As I may have said once or twice before, I don’t write to an outline. When I begin a book, I have some ideas, a few interesting scene possibilities, a social dynamic I want to explore—basically, all sorts of bits and pieces that in no way resemble a book. I set off into the stygian dark with a candle, guided by my faith that this is simply the way I work, and it’s happened eighteen times before, it’ll happen this time.
So, my conscious awareness wants nothing to do with the whole outline business. The back of my mind, however, is another matter. Slowly, inexorably, the Organizing Principle that inhabits the nether corners of my skull chooses just which of a billion bits and pieces it will feed to the front.

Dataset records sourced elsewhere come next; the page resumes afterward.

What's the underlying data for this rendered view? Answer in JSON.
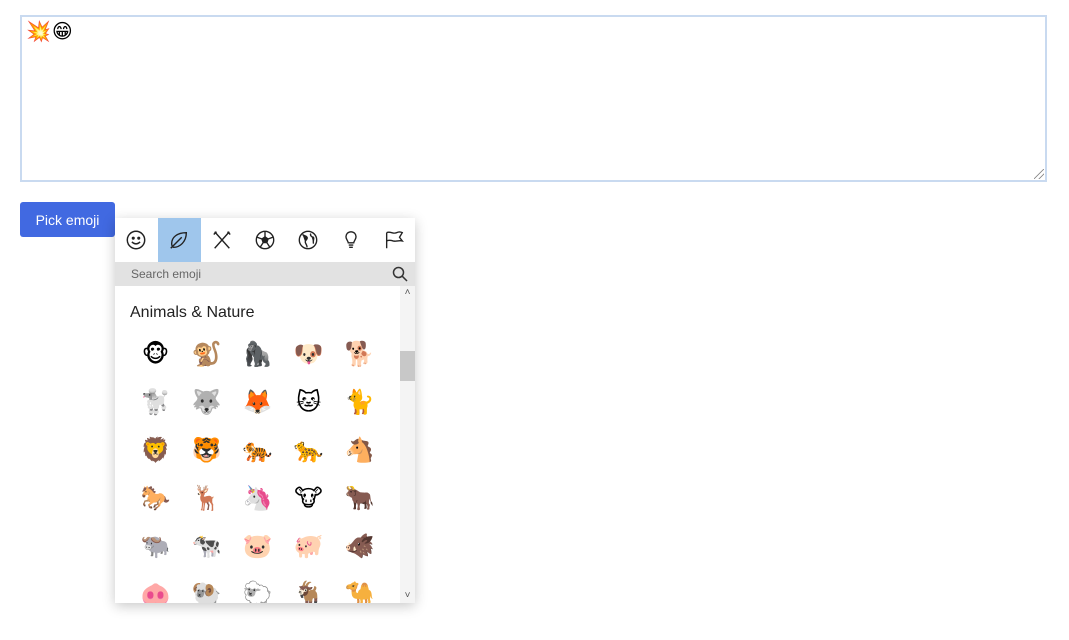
{
  "editor": {
    "content": "💥😁"
  },
  "button": {
    "pick_label": "Pick emoji"
  },
  "picker": {
    "tabs": [
      {
        "icon": "smiley-icon",
        "active": false
      },
      {
        "icon": "leaf-icon",
        "active": true
      },
      {
        "icon": "utensils-icon",
        "active": false
      },
      {
        "icon": "soccer-ball-icon",
        "active": false
      },
      {
        "icon": "globe-icon",
        "active": false
      },
      {
        "icon": "lightbulb-icon",
        "active": false
      },
      {
        "icon": "flag-icon",
        "active": false
      }
    ],
    "search": {
      "placeholder": "Search emoji"
    },
    "category": {
      "title": "Animals & Nature"
    },
    "emojis": [
      "🐵",
      "🐒",
      "🦍",
      "🐶",
      "🐕",
      "🐩",
      "🐺",
      "🦊",
      "🐱",
      "🐈",
      "🦁",
      "🐯",
      "🐅",
      "🐆",
      "🐴",
      "🐎",
      "🦌",
      "🦄",
      "🐮",
      "🐂",
      "🐃",
      "🐄",
      "🐷",
      "🐖",
      "🐗",
      "🐽",
      "🐏",
      "🐑",
      "🐐",
      "🐪"
    ]
  },
  "colors": {
    "accent": "#4169e1",
    "active_tab": "#9fc6ec",
    "search_bg": "#e2e2e2"
  }
}
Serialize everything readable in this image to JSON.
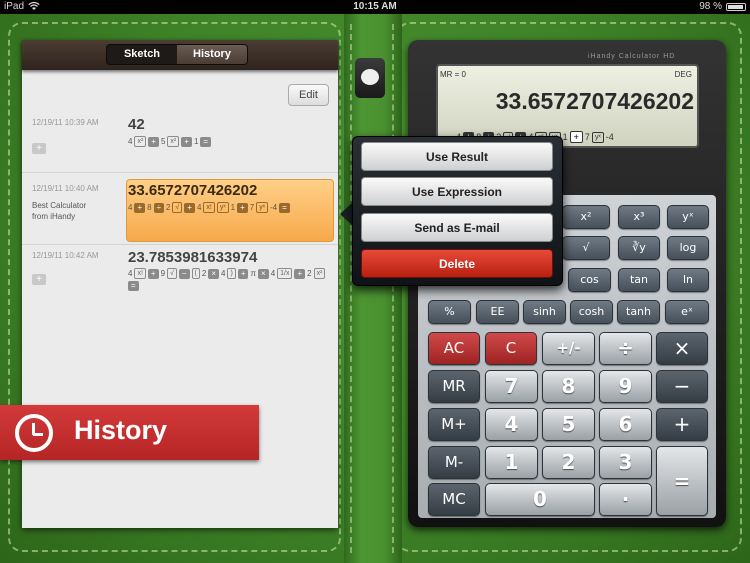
{
  "status_bar": {
    "carrier": "iPad",
    "time": "10:15 AM",
    "battery": "98 %"
  },
  "history_panel": {
    "tabs": [
      {
        "label": "Sketch"
      },
      {
        "label": "History"
      }
    ],
    "edit_label": "Edit",
    "entries": [
      {
        "date": "12/19/11 10:39 AM",
        "note": "",
        "result": "42",
        "expression": [
          "4",
          "x²",
          "+",
          "5",
          "x²",
          "+",
          "1",
          "="
        ]
      },
      {
        "date": "12/19/11 10:40 AM",
        "note_line1": "Best Calculator",
        "note_line2": "from iHandy",
        "result": "33.6572707426202",
        "expression": [
          "4",
          "+",
          "8",
          "÷",
          "2",
          "√",
          "+",
          "4",
          "x!",
          "yˣ",
          "1",
          "+",
          "7",
          "yˣ",
          "-4",
          "="
        ]
      },
      {
        "date": "12/19/11 10:42 AM",
        "note": "",
        "result": "23.7853981633974",
        "expression_line1": [
          "4",
          "x!",
          "+",
          "9",
          "√",
          "−",
          "(",
          "2",
          "×",
          "4",
          ")",
          "+",
          "π",
          "×",
          "4",
          "1/x"
        ],
        "expression_line2": [
          "+",
          "2",
          "x²",
          "="
        ]
      }
    ],
    "banner_label": "History"
  },
  "popup_menu": {
    "items": [
      "Use Result",
      "Use Expression",
      "Send as E-mail",
      "Delete"
    ]
  },
  "calculator": {
    "brand": "iHandy Calculator HD",
    "display": {
      "memory": "MR = 0",
      "mode": "DEG",
      "value": "33.6572707426202",
      "expression": [
        "4",
        "+",
        "8",
        "÷",
        "2",
        "√",
        "+",
        "4",
        "x!",
        "yˣ",
        "1",
        "+",
        "7",
        "yˣ",
        "-4"
      ]
    },
    "sci_keys": {
      "row1": [
        "x²",
        "x³",
        "yˣ"
      ],
      "row2": [
        "√",
        "∛y",
        "log"
      ],
      "row3": [
        "cos",
        "tan",
        "ln"
      ],
      "row4": [
        "%",
        "EE",
        "sinh",
        "cosh",
        "tanh",
        "eˣ"
      ]
    },
    "main_keys": {
      "ac": "AC",
      "c": "C",
      "plus_minus": "+/-",
      "divide": "÷",
      "multiply": "×",
      "mr": "MR",
      "m_plus": "M+",
      "m_minus": "M-",
      "mc": "MC",
      "minus": "−",
      "plus": "+",
      "equals": "=",
      "dot": "·",
      "d7": "7",
      "d8": "8",
      "d9": "9",
      "d4": "4",
      "d5": "5",
      "d6": "6",
      "d1": "1",
      "d2": "2",
      "d3": "3",
      "d0": "0"
    }
  },
  "colors": {
    "leather": "#3f8428",
    "banner": "#c72f2f",
    "selection": "#f7a94a",
    "delete": "#d0301f"
  }
}
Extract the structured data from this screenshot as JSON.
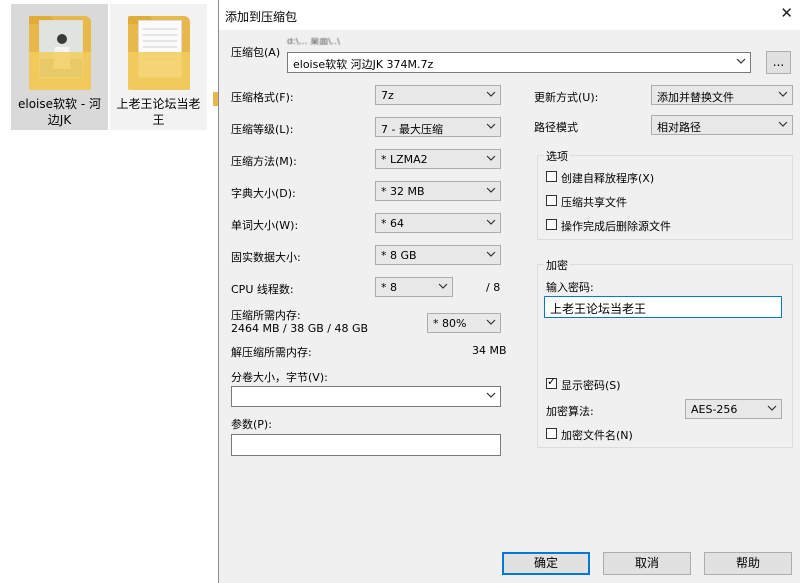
{
  "desktop": {
    "items": [
      {
        "name": "eloise软软 - 河边JK",
        "icon": "folder-icon"
      },
      {
        "name": "上老王论坛当老王",
        "icon": "folder-icon"
      }
    ]
  },
  "dialog": {
    "title": "添加到压缩包",
    "close_glyph": "✕",
    "archive_label": "压缩包(A)",
    "archive_path_partial": "d:\\... 桌面\\..\\",
    "archive_value": "eloise软软 河边JK 374M.7z",
    "browse_label": "...",
    "format_label": "压缩格式(F):",
    "format_value": "7z",
    "level_label": "压缩等级(L):",
    "level_value": "7 - 最大压缩",
    "method_label": "压缩方法(M):",
    "method_value": "* LZMA2",
    "dict_label": "字典大小(D):",
    "dict_value": "* 32 MB",
    "word_label": "单词大小(W):",
    "word_value": "* 64",
    "solid_label": "固实数据大小:",
    "solid_value": "* 8 GB",
    "threads_label": "CPU 线程数:",
    "threads_value": "* 8",
    "threads_total": "/ 8",
    "mem_compress_label": "压缩所需内存:",
    "mem_compress_detail": "2464 MB / 38 GB / 48 GB",
    "mem_percent_value": "* 80%",
    "mem_decompress_label": "解压缩所需内存:",
    "mem_decompress_value": "34 MB",
    "split_label": "分卷大小，字节(V):",
    "split_value": "",
    "params_label": "参数(P):",
    "params_value": "",
    "update_label": "更新方式(U):",
    "update_value": "添加并替换文件",
    "path_mode_label": "路径模式",
    "path_mode_value": "相对路径",
    "options_title": "选项",
    "opt_sfx": "创建自释放程序(X)",
    "opt_shared": "压缩共享文件",
    "opt_delete": "操作完成后删除源文件",
    "enc_title": "加密",
    "password_label": "输入密码:",
    "password_value": "上老王论坛当老王",
    "show_password": "显示密码(S)",
    "enc_method_label": "加密算法:",
    "enc_method_value": "AES-256",
    "enc_filenames": "加密文件名(N)",
    "check_glyph": "✓",
    "ok": "确定",
    "cancel": "取消",
    "help": "帮助"
  }
}
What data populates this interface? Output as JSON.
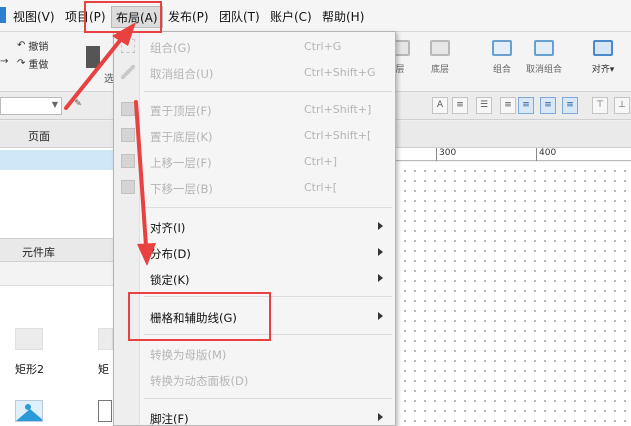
{
  "menubar": {
    "items": [
      "视图(V)",
      "项目(P)",
      "布局(A)",
      "发布(P)",
      "团队(T)",
      "账户(C)",
      "帮助(H)"
    ]
  },
  "toolbar": {
    "undo": "撤销",
    "redo": "重做",
    "top_layer": "层",
    "bottom_layer": "底层",
    "group": "组合",
    "ungroup": "取消组合",
    "align": "对齐▾",
    "partial_label": "选"
  },
  "left_panel": {
    "pages_title": "页面",
    "widgets_title": "元件库",
    "widgets": [
      "矩形2",
      "矩"
    ]
  },
  "ruler": {
    "labels": [
      "300",
      "400"
    ]
  },
  "dropdown": {
    "items": [
      {
        "label": "组合(G)",
        "shortcut": "Ctrl+G"
      },
      {
        "label": "取消组合(U)",
        "shortcut": "Ctrl+Shift+G"
      },
      {
        "label": "置于顶层(F)",
        "shortcut": "Ctrl+Shift+]"
      },
      {
        "label": "置于底层(K)",
        "shortcut": "Ctrl+Shift+["
      },
      {
        "label": "上移一层(F)",
        "shortcut": "Ctrl+]"
      },
      {
        "label": "下移一层(B)",
        "shortcut": "Ctrl+["
      },
      {
        "label": "对齐(I)"
      },
      {
        "label": "分布(D)"
      },
      {
        "label": "锁定(K)"
      },
      {
        "label": "栅格和辅助线(G)"
      },
      {
        "label": "转换为母版(M)"
      },
      {
        "label": "转换为动态面板(D)"
      },
      {
        "label": "脚注(F)"
      }
    ]
  },
  "colors": {
    "annotation": "#e8413f",
    "selected_row": "#cfe7f7",
    "accent": "#2a9ad8"
  }
}
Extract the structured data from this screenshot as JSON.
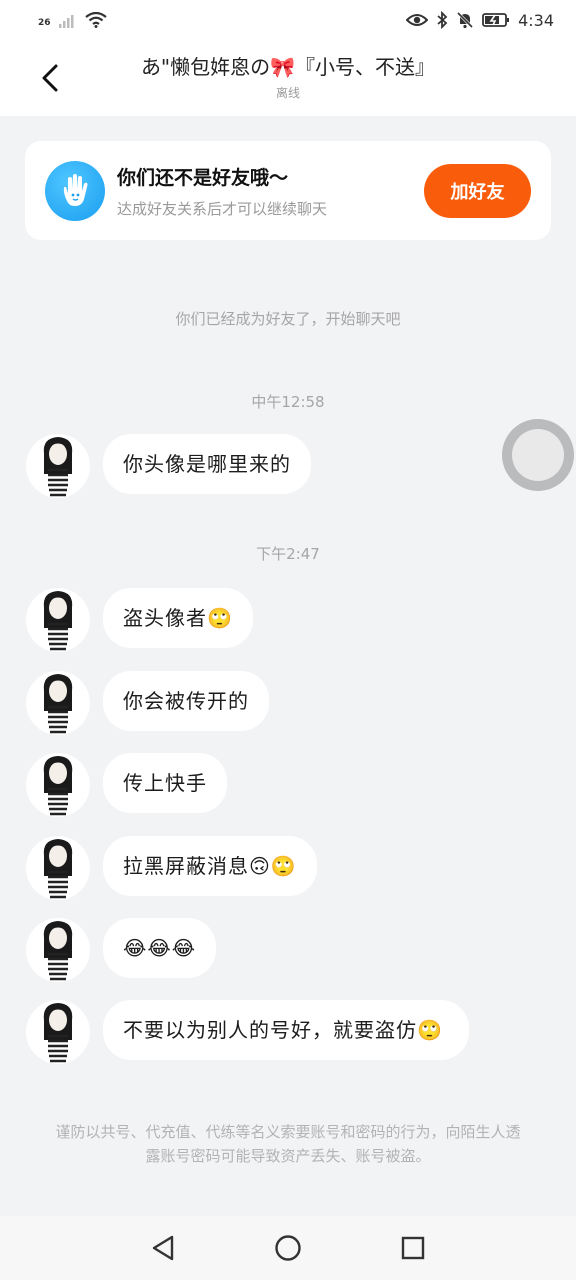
{
  "status_bar": {
    "network": "26",
    "time": "4:34"
  },
  "header": {
    "title": "あ\"懒包姩恖の🎀『小号、不送』",
    "subtitle": "离线"
  },
  "friend_card": {
    "title": "你们还不是好友哦～",
    "subtitle": "达成好友关系后才可以继续聊天",
    "button_label": "加好友"
  },
  "chat": {
    "system_note": "你们已经成为好友了，开始聊天吧",
    "time_1": "中午12:58",
    "time_2": "下午2:47",
    "messages": [
      "你头像是哪里来的",
      "盗头像者🙄",
      "你会被传开的",
      "传上快手",
      "拉黑屏蔽消息🙃🙄",
      "😂😂😂",
      "不要以为别人的号好，就要盗仿🙄"
    ],
    "warning": "谨防以共号、代充值、代练等名义索要账号和密码的行为，向陌生人透露账号密码可能导致资产丢失、账号被盗。"
  }
}
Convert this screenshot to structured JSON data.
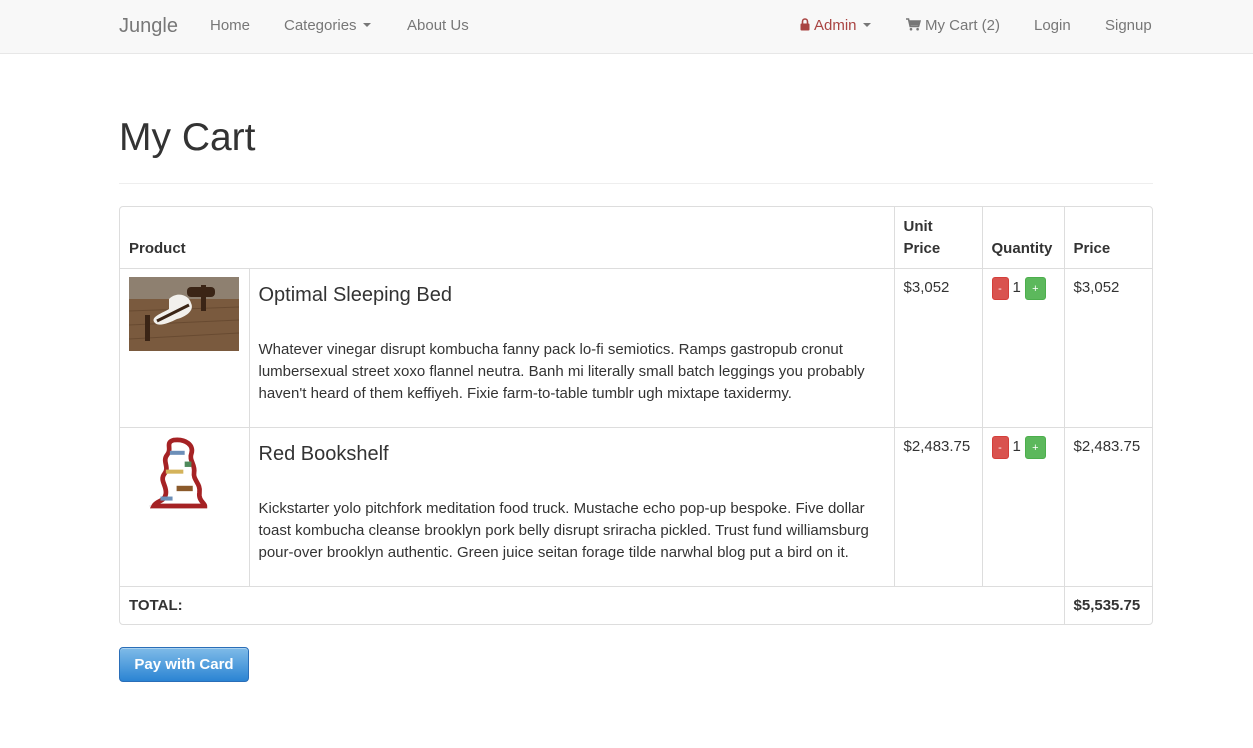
{
  "navbar": {
    "brand": "Jungle",
    "home": "Home",
    "categories": "Categories",
    "about": "About Us",
    "admin": "Admin",
    "cart": "My Cart (2)",
    "login": "Login",
    "signup": "Signup",
    "icons": {
      "admin": "lock-icon",
      "cart": "shopping-cart-icon",
      "dropdown": "caret-down-icon"
    },
    "colors": {
      "background": "#f8f8f8",
      "link": "#777777",
      "admin": "#a94442"
    }
  },
  "page": {
    "title": "My Cart"
  },
  "table": {
    "headers": {
      "product": "Product",
      "unit_price_line1": "Unit",
      "unit_price_line2": "Price",
      "quantity": "Quantity",
      "price": "Price"
    },
    "items": [
      {
        "name": "Optimal Sleeping Bed",
        "description": "Whatever vinegar disrupt kombucha fanny pack lo-fi semiotics. Ramps gastropub cronut lumbersexual street xoxo flannel neutra. Banh mi literally small batch leggings you probably haven't heard of them keffiyeh. Fixie farm-to-table tumblr ugh mixtape taxidermy.",
        "unit_price": "$3,052",
        "quantity": "1",
        "price": "$3,052",
        "minus_label": "-",
        "plus_label": "+"
      },
      {
        "name": "Red Bookshelf",
        "description": "Kickstarter yolo pitchfork meditation food truck. Mustache echo pop-up bespoke. Five dollar toast kombucha cleanse brooklyn pork belly disrupt sriracha pickled. Trust fund williamsburg pour-over brooklyn authentic. Green juice seitan forage tilde narwhal blog put a bird on it.",
        "unit_price": "$2,483.75",
        "quantity": "1",
        "price": "$2,483.75",
        "minus_label": "-",
        "plus_label": "+"
      }
    ],
    "total_label": "TOTAL:",
    "total_value": "$5,535.75",
    "colors": {
      "minus": "#d9534f",
      "plus": "#5cb85c",
      "border": "#dddddd"
    }
  },
  "actions": {
    "pay_label": "Pay with Card",
    "pay_color": "#2b84d3"
  }
}
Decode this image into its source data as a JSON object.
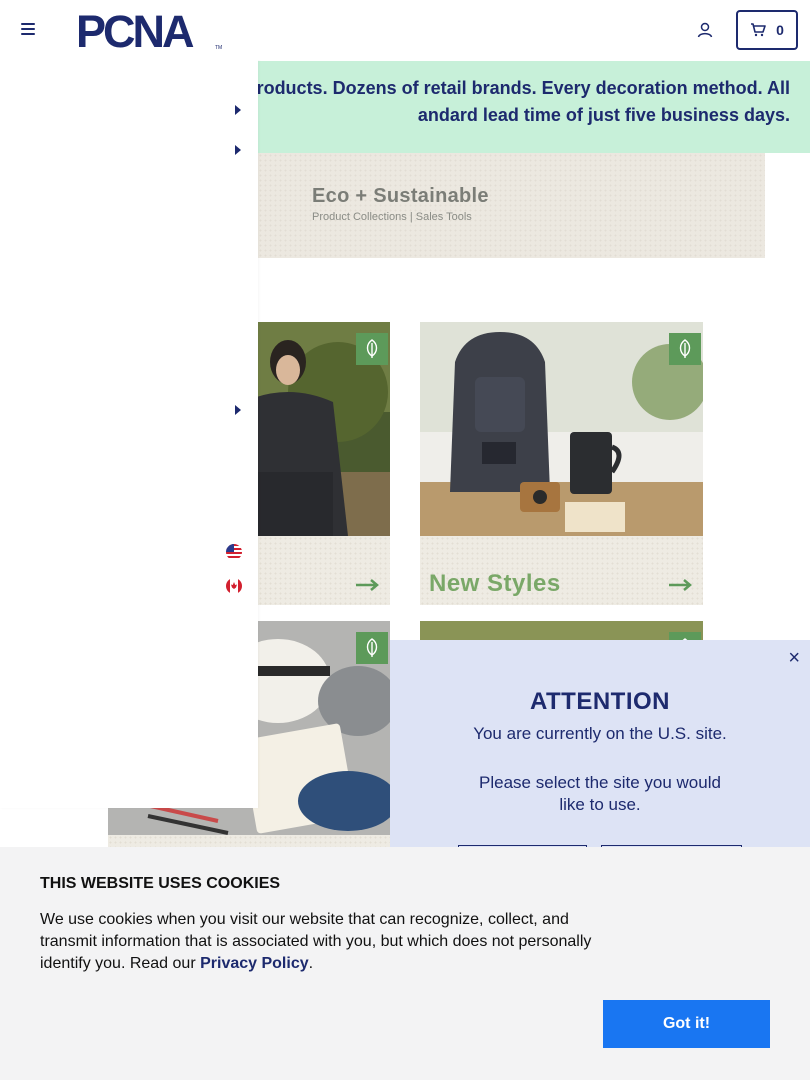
{
  "header": {
    "logo_text": "PCNA",
    "logo_tm": "TM",
    "cart_count": "0"
  },
  "banner": {
    "line1": "roducts. Dozens of retail brands. Every decoration method. All",
    "line2": "andard lead time of just five business days."
  },
  "eco_banner": {
    "title": "Eco + Sustainable",
    "subtitle": "Product Collections  |  Sales Tools"
  },
  "tiles": {
    "new_styles_label": "New Styles"
  },
  "modal": {
    "close_label": "×",
    "title": "ATTENTION",
    "line1": "You are currently on the U.S. site.",
    "line2": "Please select the site you would like to use."
  },
  "cookie": {
    "title": "THIS WEBSITE USES COOKIES",
    "body": "We use cookies when you visit our website that can recognize, collect, and transmit information that is associated with you, but which does not personally identify you. Read our ",
    "link": "Privacy Policy",
    "period": ".",
    "button": "Got it!"
  },
  "colors": {
    "navy": "#1d2a6e",
    "banner_green": "#c7f0d9",
    "leaf_green": "#5d9a5a",
    "cookie_button": "#1976f2"
  },
  "icons": [
    "hamburger-icon",
    "user-icon",
    "cart-icon",
    "leaf-icon",
    "arrow-right-icon",
    "caret-right-icon",
    "us-flag-icon",
    "canada-flag-icon",
    "close-icon"
  ]
}
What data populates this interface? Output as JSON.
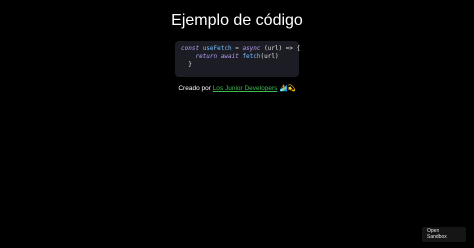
{
  "page": {
    "title": "Ejemplo de código"
  },
  "code": {
    "line1": {
      "const": "const",
      "name": "useFetch",
      "eq": " = ",
      "async": "async",
      "rest": " (url) => {"
    },
    "line2": {
      "indent": "    ",
      "return": "return",
      "space": " ",
      "await": "await",
      "fetch": " fetch",
      "args": "(url)"
    },
    "line3": {
      "text": "  }"
    }
  },
  "credit": {
    "prefix": "Creado por ",
    "link_text": "Los Junior Developers",
    "emoji": " 🏄💫"
  },
  "sandbox_button": {
    "line1": "Open",
    "line2": "Sandbox"
  },
  "colors": {
    "background": "#000000",
    "code_bg": "#1c1c24",
    "link": "#3fb950"
  }
}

A phrase here, an attitude there, the character and plot assume a form, until even the slow and stupid writer ostensibly in charge can see where things are going.
Sometimes it’s a gradual revelation, arguing all the way (“But that person wouldn’t do that.” “Okay, so make the person like this instead.”) Other times, a floodlight suddenly goes on, blasting illumination into the darkest reaches of my brain with a shout of, “Aha, I see!”
I’ve been in Hawaii for two weeks, first a conference (Left Coast Crime) followed by ten days with the family. Unfortunately, it’s a working holiday, since I have a deadline staring over my shoulder. So I’ve been writing steadily, roughly from eight in the morning until two in the afternoon, every day except those spent traveling (and sometimes parts of those.) A minimum of 2000 words, several days 3000, adds up to something over 100 pages in the past two weeks.
Because I don’t start with an outline, I often find myself confused and frustrated with the ill-lit labyrinth I’ve built around myself. This is especially true because I’m not only working with quite a few of the characters from the last book (The Language of Bees) but introducing a couple new ones as well. These people get underfoot, they insist on taking up my time, they don’t tell me what the hell they’re doing there or what I’m supposed to do with them, but the back of my mind feeds them to me and I duly put them down, knowing that if I have to I can highlight their passages and hit the delete button, and they’re reduced to ashes, to ghosts of ashes that haunt no one but their creator, who should have been able to make something of them.
And then, every so often, the door to the back of the mind yawns open wide and allows the dunderheaded writer to see what’s going on. All those small and frustrating tweaks this one character seemed to require, a character who was both central and peripheral, who might have been interesting but wasn’t, yet, a character whom I could sense needed to be…something more.
To this state of mind add water and sun. As I said, I work mornings, and in the afternoons I do other things. Friday, what I did involved a large catamaran and a great deal of wind and sun. And water—water always seems to help the thinking process. And while a bunch of people were donning flippers and sliding into the water and the cook dude was flipping burgers and the captain dude was pointing out the sea turtles and whales, the brain’s struggling mechanism shifted and the gears meshed and the machinery of the plot began to turn smoothly, and I could see what this character was, I could feel where he needed to go, what he needed to say. I knew him, and I could see where those first timid attempts at putting him onto the page went wrong, and I could see where he was going next, and best of all—oh, frabjous day!—I could see precisely how his personality intersects with the plot and the demands this made on the conclusion and…
His deceptively ordinary name—one of his names—is Robert Goodman. You met him here first.